Since the signing of a ceasefire with the Tamil Tiger guerrillas in February 2002, curfews have been lifted and roadblocks have all but disappeared. Sri Lankan exiles are returning home, bringing their money with them. Elaborate "welcome back" parties are staged at luxury hotels every weekend, the property market is booming and a cultural renaissance is in progress, as the arrival of Bollywood film-makers shows.

Not since Sri Lanka allowed casinos to open in the early 1990s - and competing establishments fought for custom with free drinks and floor shows - has there been so much excitement here. Colombo's nightlife is buzzing - except on full moon nights, when Buddhist custom bans alcoholic drinks.

Whether the arrival of England's Barmy Army can be seen as part of any cultural reawakening is another matter. But Deshan Tennekoon, one of the city's hippest social commentators, says Colombo is "greeting the invasion with capitalist glee". Draught beer has been laid on; one bar at a five-star hotel is advertising big-screen television and a catwalk show by European lingerie models flown in specially for the weekend. It sounds as if the Sri Lankans know their market.

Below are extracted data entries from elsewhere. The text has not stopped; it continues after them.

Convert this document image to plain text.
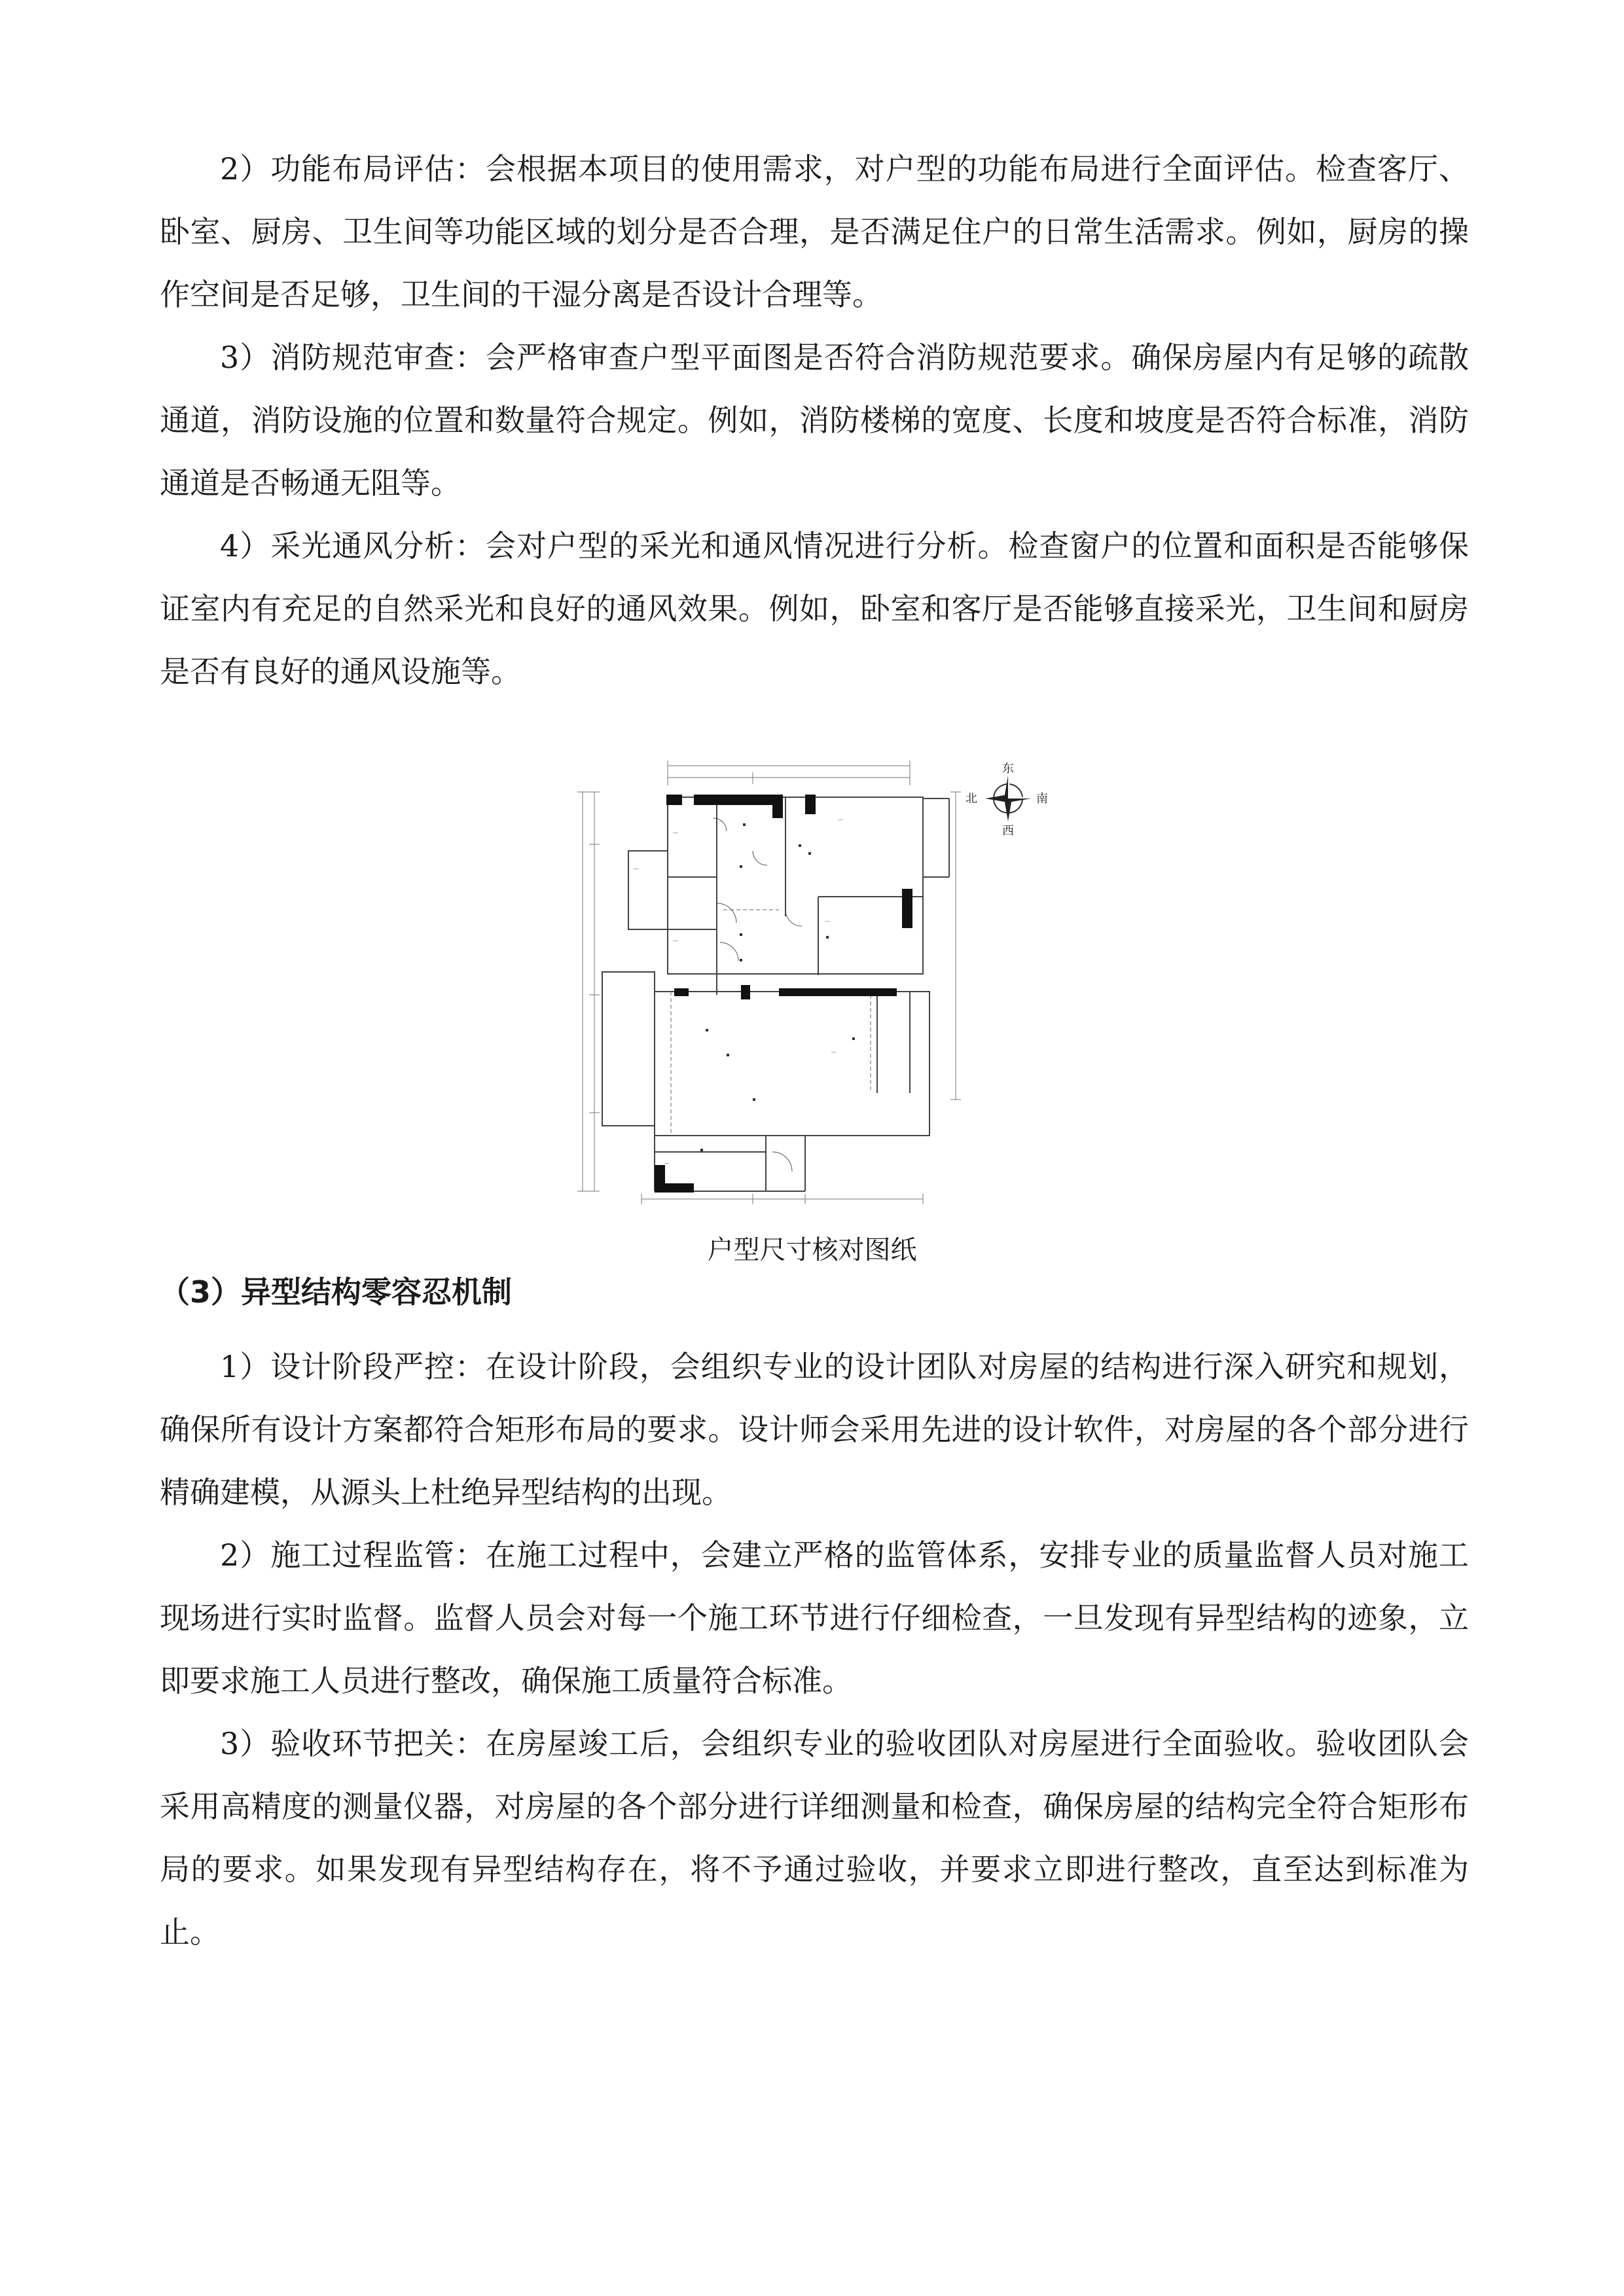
2）功能布局评估：会根据本项目的使用需求，对户型的功能布局进行全面评估。检查客厅、卧室、厨房、卫生间等功能区域的划分是否合理，是否满足住户的日常生活需求。例如，厨房的操作空间是否足够，卫生间的干湿分离是否设计合理等。

3）消防规范审查：会严格审查户型平面图是否符合消防规范要求。确保房屋内有足够的疏散通道，消防设施的位置和数量符合规定。例如，消防楼梯的宽度、长度和坡度是否符合标准，消防通道是否畅通无阻等。

4）采光通风分析：会对户型的采光和通风情况进行分析。检查窗户的位置和面积是否能够保证室内有充足的自然采光和良好的通风效果。例如，卧室和客厅是否能够直接采光，卫生间和厨房是否有良好的通风设施等。

---
---
---
---
---
---
---
东
南
西
北
户型尺寸核对图纸
（3）异型结构零容忍机制

1）设计阶段严控：在设计阶段，会组织专业的设计团队对房屋的结构进行深入研究和规划，确保所有设计方案都符合矩形布局的要求。设计师会采用先进的设计软件，对房屋的各个部分进行精确建模，从源头上杜绝异型结构的出现。

2）施工过程监管：在施工过程中，会建立严格的监管体系，安排专业的质量监督人员对施工现场进行实时监督。监督人员会对每一个施工环节进行仔细检查，一旦发现有异型结构的迹象，立即要求施工人员进行整改，确保施工质量符合标准。

3）验收环节把关：在房屋竣工后，会组织专业的验收团队对房屋进行全面验收。验收团队会采用高精度的测量仪器，对房屋的各个部分进行详细测量和检查，确保房屋的结构完全符合矩形布局的要求。如果发现有异型结构存在，将不予通过验收，并要求立即进行整改，直至达到标准为止。
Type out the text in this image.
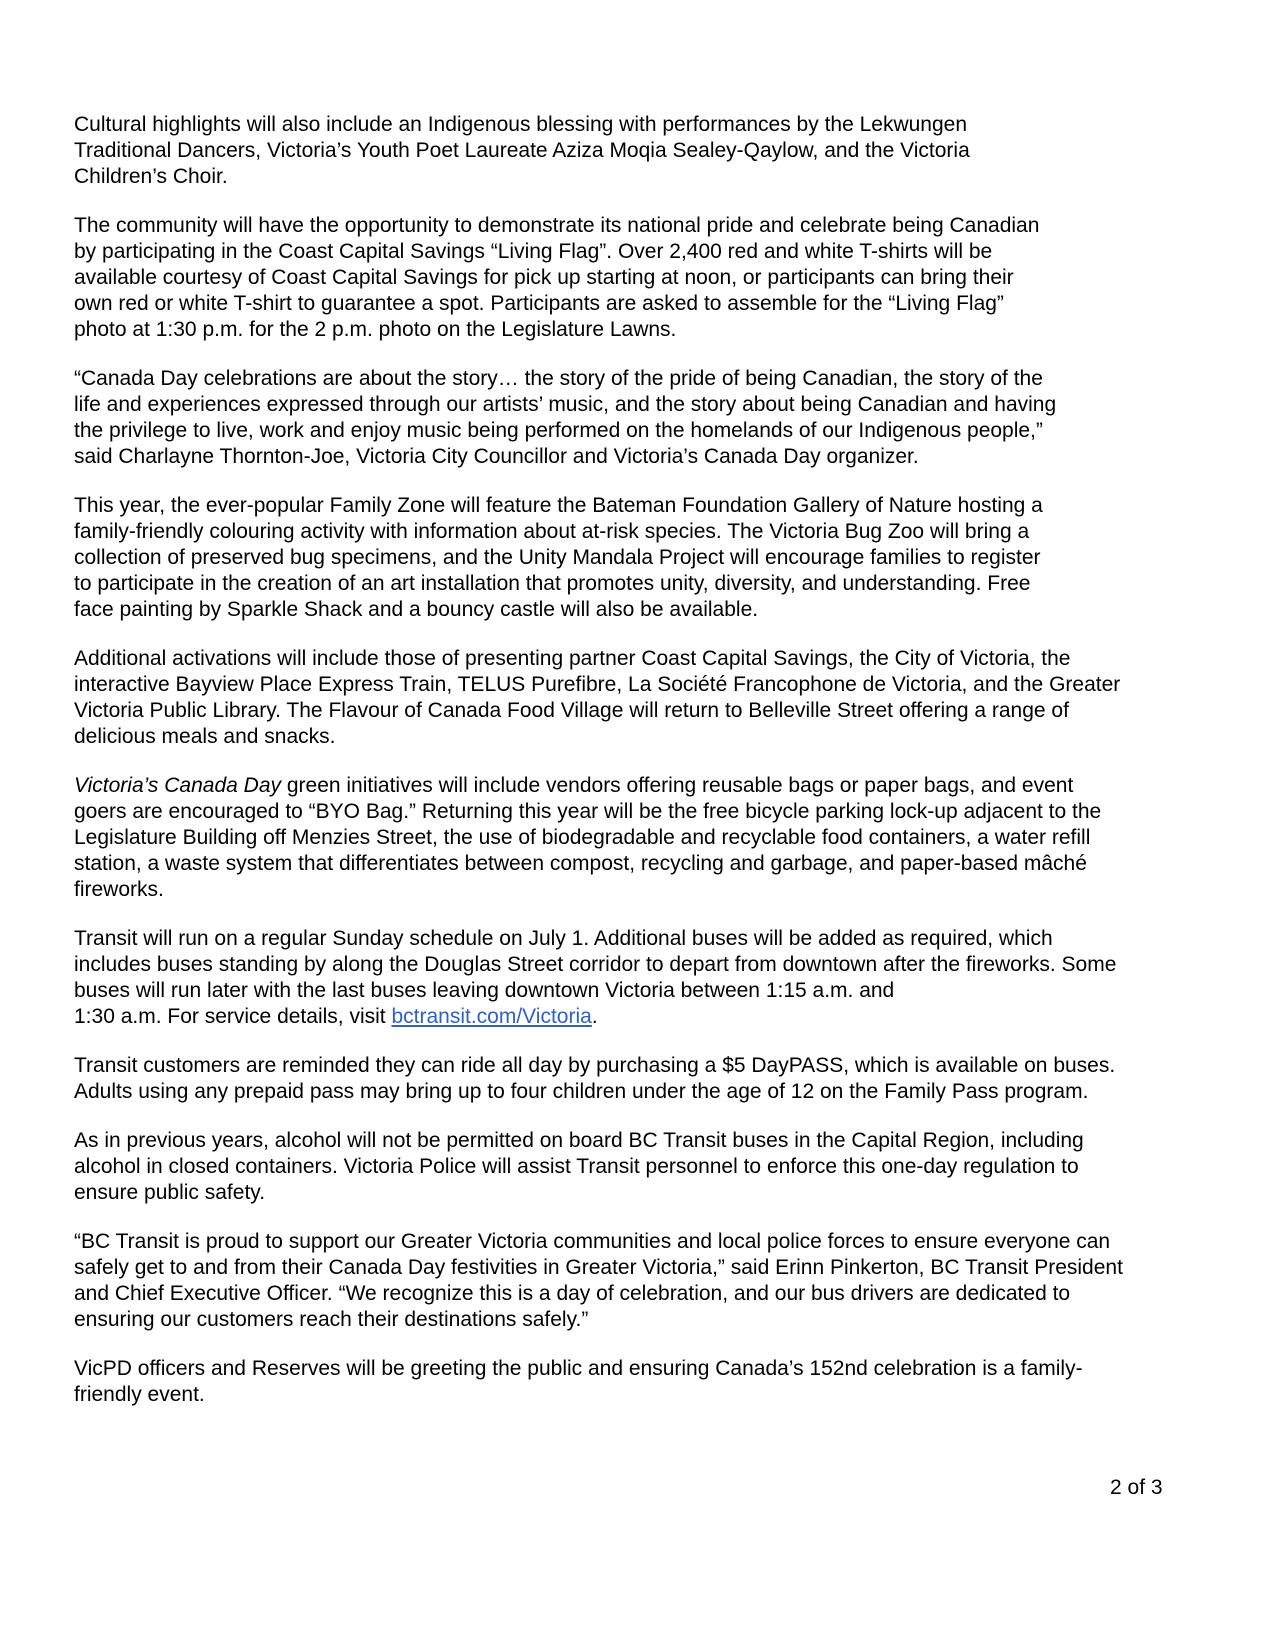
Cultural highlights will also include an Indigenous blessing with performances by the Lekwungen
Traditional Dancers, Victoria’s Youth Poet Laureate Aziza Moqia Sealey-Qaylow, and the Victoria
Children’s Choir.

The community will have the opportunity to demonstrate its national pride and celebrate being Canadian
by participating in the Coast Capital Savings “Living Flag”. Over 2,400 red and white T-shirts will be
available courtesy of Coast Capital Savings for pick up starting at noon, or participants can bring their
own red or white T-shirt to guarantee a spot. Participants are asked to assemble for the “Living Flag”
photo at 1:30 p.m. for the 2 p.m. photo on the Legislature Lawns.

“Canada Day celebrations are about the story… the story of the pride of being Canadian, the story of the
life and experiences expressed through our artists’ music, and the story about being Canadian and having
the privilege to live, work and enjoy music being performed on the homelands of our Indigenous people,”
said Charlayne Thornton-Joe, Victoria City Councillor and Victoria’s Canada Day organizer.

This year, the ever-popular Family Zone will feature the Bateman Foundation Gallery of Nature hosting a
family-friendly colouring activity with information about at-risk species. The Victoria Bug Zoo will bring a
collection of preserved bug specimens, and the Unity Mandala Project will encourage families to register
to participate in the creation of an art installation that promotes unity, diversity, and understanding. Free
face painting by Sparkle Shack and a bouncy castle will also be available.

Additional activations will include those of presenting partner Coast Capital Savings, the City of Victoria, the
interactive Bayview Place Express Train, TELUS Purefibre, La Société Francophone de Victoria, and the Greater
Victoria Public Library. The Flavour of Canada Food Village will return to Belleville Street offering a range of
delicious meals and snacks.

Victoria’s Canada Day green initiatives will include vendors offering reusable bags or paper bags, and event
goers are encouraged to “BYO Bag.” Returning this year will be the free bicycle parking lock-up adjacent to the
Legislature Building off Menzies Street, the use of biodegradable and recyclable food containers, a water refill
station, a waste system that differentiates between compost, recycling and garbage, and paper-based mâché
fireworks.

Transit will run on a regular Sunday schedule on July 1. Additional buses will be added as required, which
includes buses standing by along the Douglas Street corridor to depart from downtown after the fireworks. Some
buses will run later with the last buses leaving downtown Victoria between 1:15 a.m. and
1:30 a.m. For service details, visit bctransit.com/Victoria.

Transit customers are reminded they can ride all day by purchasing a $5 DayPASS, which is available on buses.
Adults using any prepaid pass may bring up to four children under the age of 12 on the Family Pass program.

As in previous years, alcohol will not be permitted on board BC Transit buses in the Capital Region, including
alcohol in closed containers. Victoria Police will assist Transit personnel to enforce this one-day regulation to
ensure public safety.

“BC Transit is proud to support our Greater Victoria communities and local police forces to ensure everyone can
safely get to and from their Canada Day festivities in Greater Victoria,” said Erinn Pinkerton, BC Transit President
and Chief Executive Officer. “We recognize this is a day of celebration, and our bus drivers are dedicated to
ensuring our customers reach their destinations safely.”

VicPD officers and Reserves will be greeting the public and ensuring Canada’s 152nd celebration is a family-
friendly event.

2 of 3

There is no remedy for dengue fever, which is endemic in many tropical cities, but Sri Lanka's innovative health officials have devised a simple way to eliminate the mosquitoes that spread the disease. Introduce guppies into your water storage tank, says the latest health advice, and shut the lid. The hungry little fish will gobble up any larvae lurking inside, we are told, and the dread "breakbone fever" will be tamed.

We all know what happens when you don't keep a fish-tank clean, though, and fans looking for an excuse for one of England's worst ever one-day cricket performances might find one here. Is it possible that Michael Vaughan and his sorry crew are brushing their teeth in water laced with guppy droppings? If they lose as badly again today, this might merit serious investigation.